Introduction: In clinical settings, dairy cows are often attacked by pathogenic bacteria after delivery, especially Staphylococcus aureus (S. aureus). Neutrophils have long been regarded as essential for host defense against S. aureus. Prostaglandin E2 (PGE2) can additionally be used as an inflammatory mediator in pathological conditions to promote the repair of inflammatory injuries. However, whether S. aureus can promote the accumulation of PGE2 after the infection of neutrophils in cows and its mechanism remain unclear.
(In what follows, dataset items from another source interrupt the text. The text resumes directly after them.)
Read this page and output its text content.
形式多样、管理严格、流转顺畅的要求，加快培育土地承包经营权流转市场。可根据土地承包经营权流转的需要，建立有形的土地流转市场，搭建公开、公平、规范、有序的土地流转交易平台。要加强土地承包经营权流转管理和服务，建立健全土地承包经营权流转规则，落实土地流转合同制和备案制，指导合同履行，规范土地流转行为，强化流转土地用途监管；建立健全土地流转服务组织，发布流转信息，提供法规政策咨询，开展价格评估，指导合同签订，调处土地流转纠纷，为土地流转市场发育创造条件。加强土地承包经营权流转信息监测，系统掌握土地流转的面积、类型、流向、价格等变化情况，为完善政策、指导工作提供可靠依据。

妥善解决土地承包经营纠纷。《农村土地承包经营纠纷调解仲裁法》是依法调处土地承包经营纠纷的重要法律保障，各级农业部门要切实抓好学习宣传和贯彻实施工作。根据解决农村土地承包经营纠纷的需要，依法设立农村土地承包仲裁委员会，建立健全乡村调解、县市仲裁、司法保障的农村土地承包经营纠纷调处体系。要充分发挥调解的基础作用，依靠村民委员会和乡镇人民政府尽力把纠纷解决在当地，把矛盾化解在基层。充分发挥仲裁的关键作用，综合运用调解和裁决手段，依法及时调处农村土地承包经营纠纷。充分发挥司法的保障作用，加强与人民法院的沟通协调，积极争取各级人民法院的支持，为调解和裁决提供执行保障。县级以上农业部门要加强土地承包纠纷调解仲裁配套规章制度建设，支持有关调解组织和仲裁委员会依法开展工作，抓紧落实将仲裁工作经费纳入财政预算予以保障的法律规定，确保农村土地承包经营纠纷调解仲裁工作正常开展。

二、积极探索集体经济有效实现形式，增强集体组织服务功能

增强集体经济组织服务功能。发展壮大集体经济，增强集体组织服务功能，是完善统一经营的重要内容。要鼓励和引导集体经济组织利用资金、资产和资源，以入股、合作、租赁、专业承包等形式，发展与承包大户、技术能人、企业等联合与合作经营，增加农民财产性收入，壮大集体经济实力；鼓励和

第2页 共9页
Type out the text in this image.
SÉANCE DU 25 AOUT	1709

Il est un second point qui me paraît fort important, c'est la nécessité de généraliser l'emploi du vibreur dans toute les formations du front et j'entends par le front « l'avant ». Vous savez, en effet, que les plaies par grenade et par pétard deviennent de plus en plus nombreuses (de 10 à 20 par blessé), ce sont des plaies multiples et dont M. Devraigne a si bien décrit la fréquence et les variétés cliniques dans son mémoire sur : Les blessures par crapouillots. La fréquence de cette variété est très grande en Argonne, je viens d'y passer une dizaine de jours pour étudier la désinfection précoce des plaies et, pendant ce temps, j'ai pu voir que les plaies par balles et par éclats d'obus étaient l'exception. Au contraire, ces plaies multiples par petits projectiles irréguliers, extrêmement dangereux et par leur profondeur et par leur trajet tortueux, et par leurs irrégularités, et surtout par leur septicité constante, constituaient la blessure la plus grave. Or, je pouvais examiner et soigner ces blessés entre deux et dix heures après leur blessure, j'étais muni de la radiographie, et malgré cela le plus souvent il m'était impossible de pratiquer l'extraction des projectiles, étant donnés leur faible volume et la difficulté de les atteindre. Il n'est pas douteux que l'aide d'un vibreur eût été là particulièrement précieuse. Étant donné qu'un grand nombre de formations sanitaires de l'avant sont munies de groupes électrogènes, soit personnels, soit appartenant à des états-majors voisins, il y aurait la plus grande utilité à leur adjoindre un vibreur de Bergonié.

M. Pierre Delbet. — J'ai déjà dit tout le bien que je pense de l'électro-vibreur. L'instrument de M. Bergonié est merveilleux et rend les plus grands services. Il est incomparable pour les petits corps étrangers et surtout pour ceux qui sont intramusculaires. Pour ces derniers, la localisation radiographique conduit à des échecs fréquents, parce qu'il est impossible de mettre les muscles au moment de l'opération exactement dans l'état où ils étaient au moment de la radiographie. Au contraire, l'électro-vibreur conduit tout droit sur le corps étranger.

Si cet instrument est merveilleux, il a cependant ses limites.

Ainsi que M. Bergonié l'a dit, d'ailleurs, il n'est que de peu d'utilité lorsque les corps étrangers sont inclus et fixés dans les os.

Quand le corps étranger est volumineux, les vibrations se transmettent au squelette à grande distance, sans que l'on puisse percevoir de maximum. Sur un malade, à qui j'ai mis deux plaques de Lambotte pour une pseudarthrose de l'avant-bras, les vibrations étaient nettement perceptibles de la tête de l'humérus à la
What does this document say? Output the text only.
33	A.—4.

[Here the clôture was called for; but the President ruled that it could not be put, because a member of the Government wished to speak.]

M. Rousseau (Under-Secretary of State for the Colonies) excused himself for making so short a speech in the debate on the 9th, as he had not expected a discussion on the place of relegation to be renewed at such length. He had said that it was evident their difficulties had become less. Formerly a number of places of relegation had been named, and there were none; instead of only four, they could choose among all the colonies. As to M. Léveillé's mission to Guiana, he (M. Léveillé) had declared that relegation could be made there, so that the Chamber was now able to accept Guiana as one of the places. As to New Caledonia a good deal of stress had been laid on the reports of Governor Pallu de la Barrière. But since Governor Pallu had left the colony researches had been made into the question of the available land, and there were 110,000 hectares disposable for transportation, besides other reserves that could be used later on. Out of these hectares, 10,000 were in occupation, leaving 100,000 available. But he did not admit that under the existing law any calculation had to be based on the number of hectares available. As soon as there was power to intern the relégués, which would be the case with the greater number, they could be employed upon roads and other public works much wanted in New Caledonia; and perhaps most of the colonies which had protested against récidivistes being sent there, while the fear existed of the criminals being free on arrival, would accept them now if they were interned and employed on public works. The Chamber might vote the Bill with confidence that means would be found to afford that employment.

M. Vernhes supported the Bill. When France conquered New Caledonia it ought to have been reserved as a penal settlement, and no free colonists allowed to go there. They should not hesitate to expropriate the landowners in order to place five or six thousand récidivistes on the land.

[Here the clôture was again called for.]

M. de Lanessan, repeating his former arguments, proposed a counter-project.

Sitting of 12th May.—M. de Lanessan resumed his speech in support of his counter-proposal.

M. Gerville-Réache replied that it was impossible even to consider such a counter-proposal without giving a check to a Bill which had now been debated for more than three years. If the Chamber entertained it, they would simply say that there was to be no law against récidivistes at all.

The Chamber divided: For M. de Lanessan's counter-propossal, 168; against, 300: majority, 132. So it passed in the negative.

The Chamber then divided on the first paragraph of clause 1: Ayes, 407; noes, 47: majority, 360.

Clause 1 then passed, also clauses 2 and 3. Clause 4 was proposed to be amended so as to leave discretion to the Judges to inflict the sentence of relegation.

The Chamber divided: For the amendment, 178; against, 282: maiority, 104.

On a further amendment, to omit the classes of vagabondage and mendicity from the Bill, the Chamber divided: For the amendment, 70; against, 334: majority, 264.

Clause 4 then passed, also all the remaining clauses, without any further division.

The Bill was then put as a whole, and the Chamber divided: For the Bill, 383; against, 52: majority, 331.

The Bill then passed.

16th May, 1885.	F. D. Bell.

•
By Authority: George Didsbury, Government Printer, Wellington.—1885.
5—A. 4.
Lipoprotein is an important immune bioactive ingredient of S. aureus. Methods: In this study, the changes in neutrophils were monitored in dairy cows infected with wild-type S. aureus (SA113) and an S. aureus lipoprotein-deficient strain (Δlgt); meanwhile, we established whether pattern recognition receptors mediate this process and whether S. aureus lipoproteins are necessary for causing the release of PGE2 from cow neutrophils. Results: The results showed that Δlgt was less effective than SA113 in inducing the production of IL-1ß, IL-6, IL-8, IL-10, and PGE2 within neutrophils; furthermore, TLR2, TLR4, and NLRP3 receptors were found to mediate the inducible effect of lipoprotein on the above inflammation mediators and cytokines, which depended on MAPK and Caspase-1 signaling pathways. In addition, TLR2, TLR4, and NLRP3 inhibitors significantly inhibited PGE2 and cytokine secretion, and PGE2 was involved in the interaction of S. aureus and neutrophils in dairy cows, which could be regulated by TLR2, TLR4, and NLRP3 receptors. We also found that S. aureus was more likely to be killed by neutrophils when it lacked lipoprotein and TLR2, TLR4, and NLRP3 were involved, but PGE2 seemed to have no effect. Discussion: Taken together, these results suggest that lipoprotein is a crucial component of S. aureus in inducing cytokine secretion by neutrophils as well as killing within neutrophils, which could be accomplished by the accumulation of PGE2 by activating MAPK and the Caspase-1 signaling pathways through TLR2, TLR4, and NLRP3 receptors. These results will contribute to a better understanding of the interaction between S. aureus and host immune cells in dairy cows.